Tidak hanya itu TNI AU akan memperkuat alat pandang dengarnya dengan menggelar radar-radar terbarunya termasuk satuan radar dan rudal yang bersifat mobile Nunukan adalah satu contoh pergelaran satuan radar dan rudal mobile dalam satu paket.

Pembangunan pangkalan militer di Natuna diharapkan akan menjadi home base permanen jet tempur dan kapal perang. TNI AD juga memperkuat pulau besar terluar di Laut Cina Selatan ini dengan menempatkan 1 batalyon infantri permanen, 1 skuadron heli serbu dan kemungkinan tambahan 1 batalyon arhanud. Natuna adalah pertaruhan agar keterjagaan eksistensi teritori tidak diusik dan diremehkan. 

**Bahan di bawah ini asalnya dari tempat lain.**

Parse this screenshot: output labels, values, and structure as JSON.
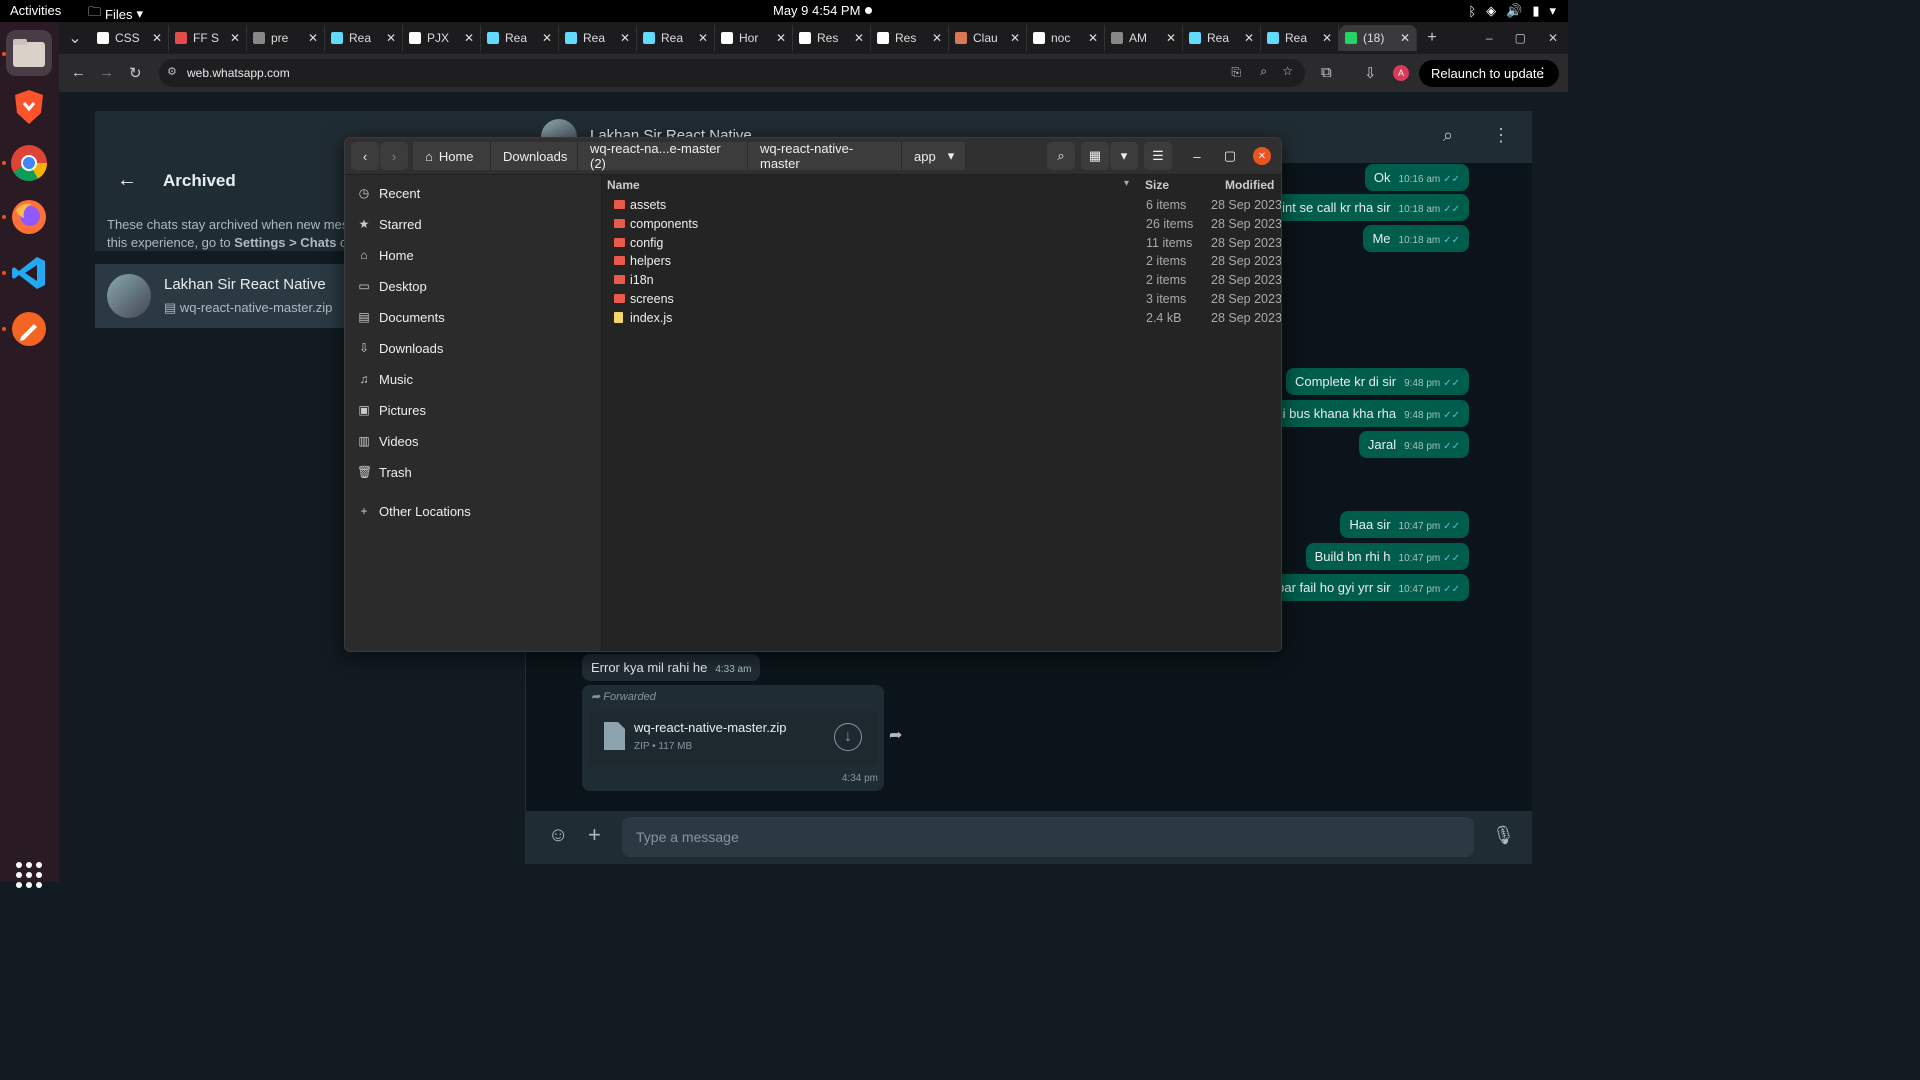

Maka sudah sepantasnya disiapkan lebih dini infrastruktur militer dan berbagai alutsista modern di pulau itu. Yang menarik tentu perkuatan instalasi militer di Natuna membawa nilai gentar bagi Malaysia karena menjadi sekat militer yang bisa
menghalangi jalur logisik Semenanjung dengan Serawak, Sabah jika terjadi konflik
kedua negara.



Modernisasi militer Indonesia yang diamati cermat oleh beberapa negara tetangga, lebih sering dipublikasikan oleh media militer luar negeri termasuk ulasan pengamat militernya. Dalam pandangan kita tentu perkuatan militer itu untuk memastikan jaminan keyakinan kemampuan pada kekuatan militer yang dimiliki, mampu mempertahankan teritori NKRI. Dalam pandangan beberapa jiran tujuan mulia itu tentu diapresiasi tetapi mereka juga memantau ketat pergerakan arah kiblat kekuatan militer Indonesia disamping sejauh mana kekuatan itu berpotensi menjadi ancaman mereka.

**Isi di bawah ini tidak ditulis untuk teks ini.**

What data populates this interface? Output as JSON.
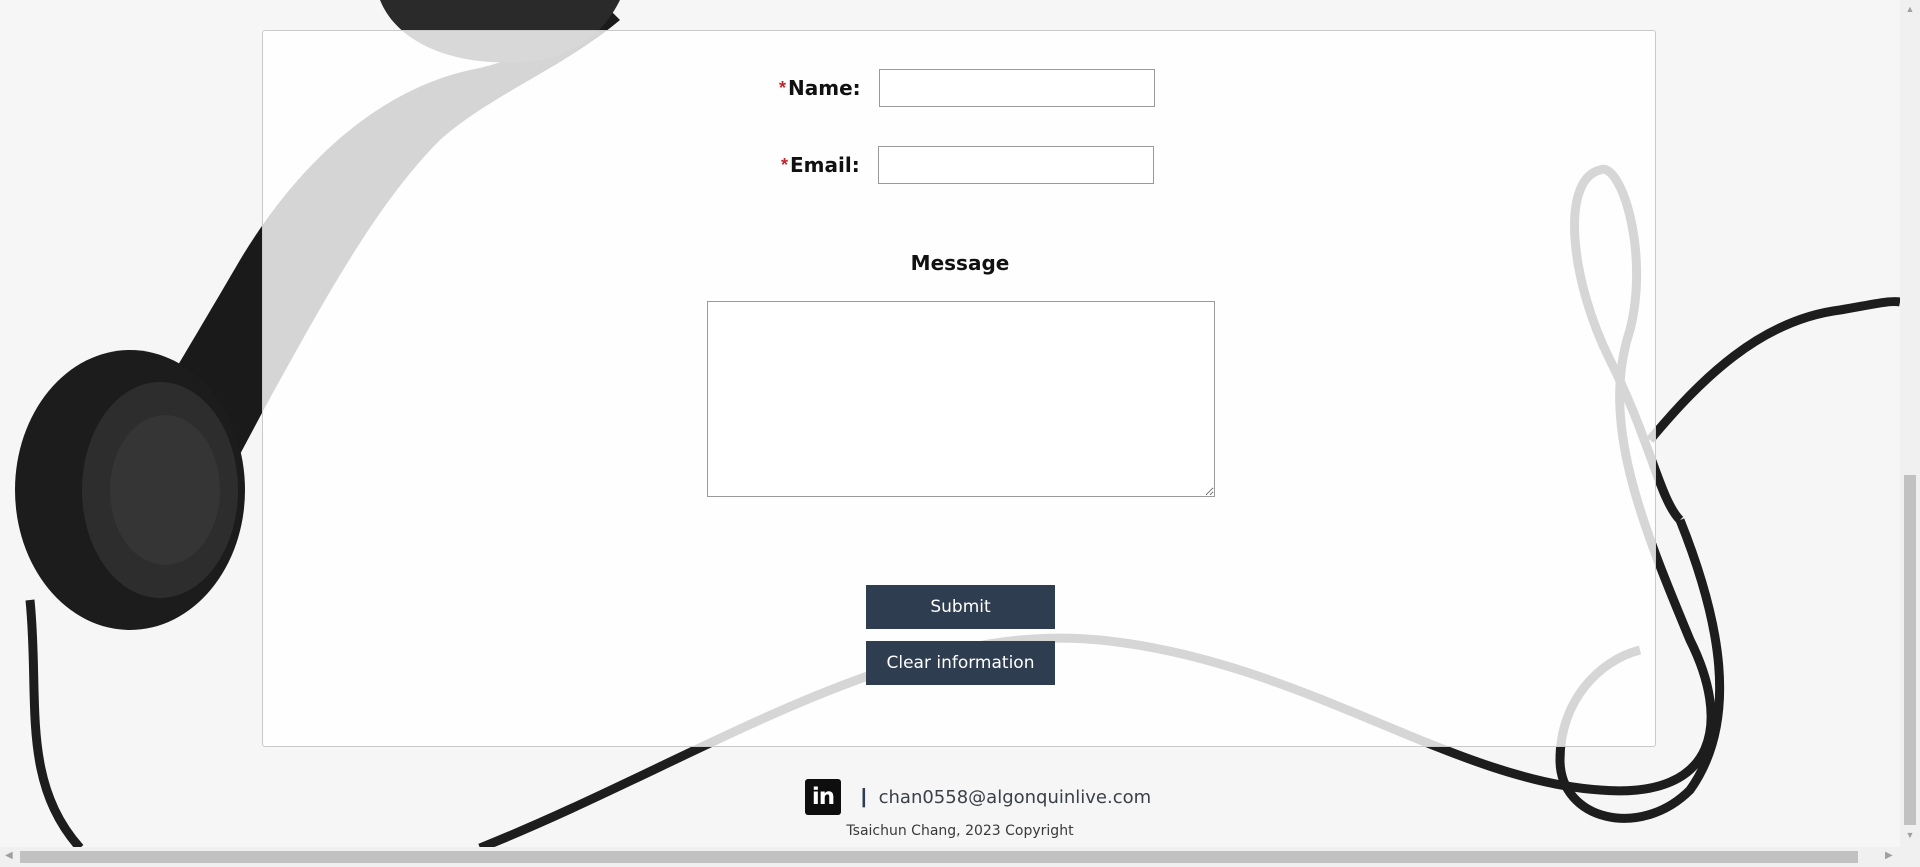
{
  "form": {
    "name_label": "Name:",
    "email_label": "Email:",
    "required_marker": "*",
    "name_value": "",
    "email_value": "",
    "message_label": "Message",
    "message_value": "",
    "submit_label": "Submit",
    "clear_label": "Clear information"
  },
  "footer": {
    "linkedin_icon_text": "in",
    "separator": "|",
    "email": "chan0558@algonquinlive.com",
    "copyright": "Tsaichun Chang, 2023 Copyright"
  },
  "colors": {
    "button_bg": "#2e3d4f",
    "required": "#c0262b"
  },
  "icons": {
    "linkedin": "linkedin-icon",
    "resize": "resize-handle-icon"
  }
}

Kita berpendapat sesungguhnya 70% kiblat alutsista Indonesia tetap ke Barat sedang
sisanya adalah keinginan mandiri dan menyeimbangkan perolehan alutsista dengan Rusia dan Korea Selatan. Dengan Cina kita berupaya melakukan kerjasama militer, sayangnya negeri semilyar umat itu terlalu berhitung untung rugi. Misalnya dalam transfer teknologi peluru kendali anti kapal C705. Sejauh ini hanya Korea Selatan yang lebih terbuka dalam manajemen kerjasama militer sementara Rusia kelihatannya baru membuka diri, jadi perlu bukti.

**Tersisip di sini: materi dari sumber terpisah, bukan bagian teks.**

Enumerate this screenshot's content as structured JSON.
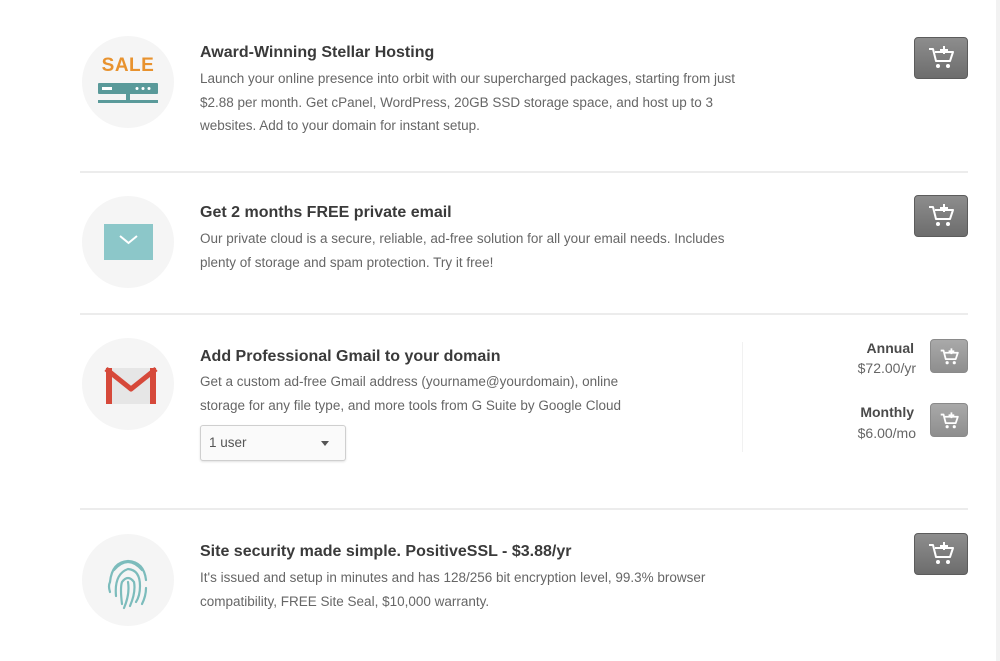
{
  "products": [
    {
      "id": "hosting",
      "icon": "sale-server-icon",
      "icon_text": "SALE",
      "title": "Award-Winning Stellar Hosting",
      "description_lines": [
        "Launch your online presence into orbit with our supercharged packages, starting from just",
        "$2.88 per month. Get cPanel, WordPress, 20GB SSD storage space, and host up to 3",
        "websites. Add to your domain for instant setup."
      ]
    },
    {
      "id": "email",
      "icon": "envelope-icon",
      "title": "Get 2 months FREE private email",
      "description_lines": [
        "Our private cloud is a secure, reliable, ad-free solution for all your email needs. Includes",
        "plenty of storage and spam protection. Try it free!"
      ]
    },
    {
      "id": "gmail",
      "icon": "gmail-icon",
      "title": "Add Professional Gmail to your domain",
      "description_lines": [
        "Get a custom ad-free Gmail address (yourname@yourdomain), online",
        "storage for any file type, and more tools from G Suite by Google Cloud"
      ],
      "user_select": {
        "selected": "1 user"
      },
      "pricing": [
        {
          "label": "Annual",
          "price": "$72.00/yr"
        },
        {
          "label": "Monthly",
          "price": "$6.00/mo"
        }
      ]
    },
    {
      "id": "ssl",
      "icon": "fingerprint-icon",
      "title": "Site security made simple. PositiveSSL - $3.88/yr",
      "description_lines": [
        "It's issued and setup in minutes and has 128/256 bit encryption level, 99.3% browser",
        "compatibility, FREE Site Seal, $10,000 warranty."
      ]
    }
  ],
  "colors": {
    "sale_orange": "#e8922e",
    "server_teal": "#5a9a9a",
    "envelope_teal": "#8cc7c9",
    "gmail_red": "#d6493a",
    "fingerprint_teal": "#7cbcbc",
    "cart_button": "#7a7a7a"
  }
}
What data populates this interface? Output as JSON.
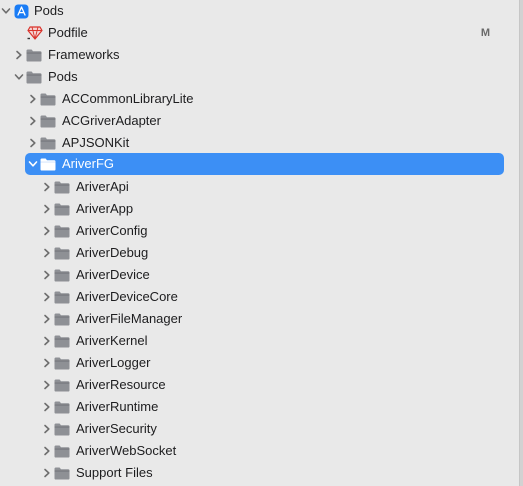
{
  "project_navigator": {
    "root": {
      "label": "Pods"
    },
    "podfile": {
      "label": "Podfile",
      "status": "M"
    },
    "frameworks": {
      "label": "Frameworks"
    },
    "pods_group": {
      "label": "Pods"
    },
    "pods": [
      {
        "label": "ACCommonLibraryLite"
      },
      {
        "label": "ACGriverAdapter"
      },
      {
        "label": "APJSONKit"
      }
    ],
    "selected_pod": {
      "label": "AriverFG"
    },
    "subfolders": [
      {
        "label": "AriverApi"
      },
      {
        "label": "AriverApp"
      },
      {
        "label": "AriverConfig"
      },
      {
        "label": "AriverDebug"
      },
      {
        "label": "AriverDevice"
      },
      {
        "label": "AriverDeviceCore"
      },
      {
        "label": "AriverFileManager"
      },
      {
        "label": "AriverKernel"
      },
      {
        "label": "AriverLogger"
      },
      {
        "label": "AriverResource"
      },
      {
        "label": "AriverRuntime"
      },
      {
        "label": "AriverSecurity"
      },
      {
        "label": "AriverWebSocket"
      },
      {
        "label": "Support Files"
      }
    ],
    "colors": {
      "selection": "#3c8ff5",
      "folder": "#8e9095",
      "app_icon": "#1a7cf5",
      "ruby_icon": "#d9332b"
    }
  }
}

Sesungguhnya belanja militer Indonesia saat ini sedang diintip ketat oleh negara produsen alutsista. Banyak yang kembali menawarkan seikat kembang merah dengan janji madu transfer teknologi. Ujian terbesar dari pihak kita sebenarnya adalah mempertahankan nilai istiqomah ToT dan pengutamaan produksi dalam negeri. Kita akan melihat sejauh mana keistiqomahan itu tetap dipegang karena sebelumnya sudah terbangun mekanisme kerjasama alih teknologi. Sementara produksi dalam negeri sudah berjalan bagus seperti Panser Pindad, KCR40, KCR60, Roket Rhan.

Pengembangan alutsista berteknologi produksi dalam negeri pertaruhannya ada di periode ini, misalnya tank Pindad, peluru kendali, kapal perang PKR 10514, kapal selam. Dan itu salah satu sebab mengapa kita perlu mengintip belanja militer Jokowi.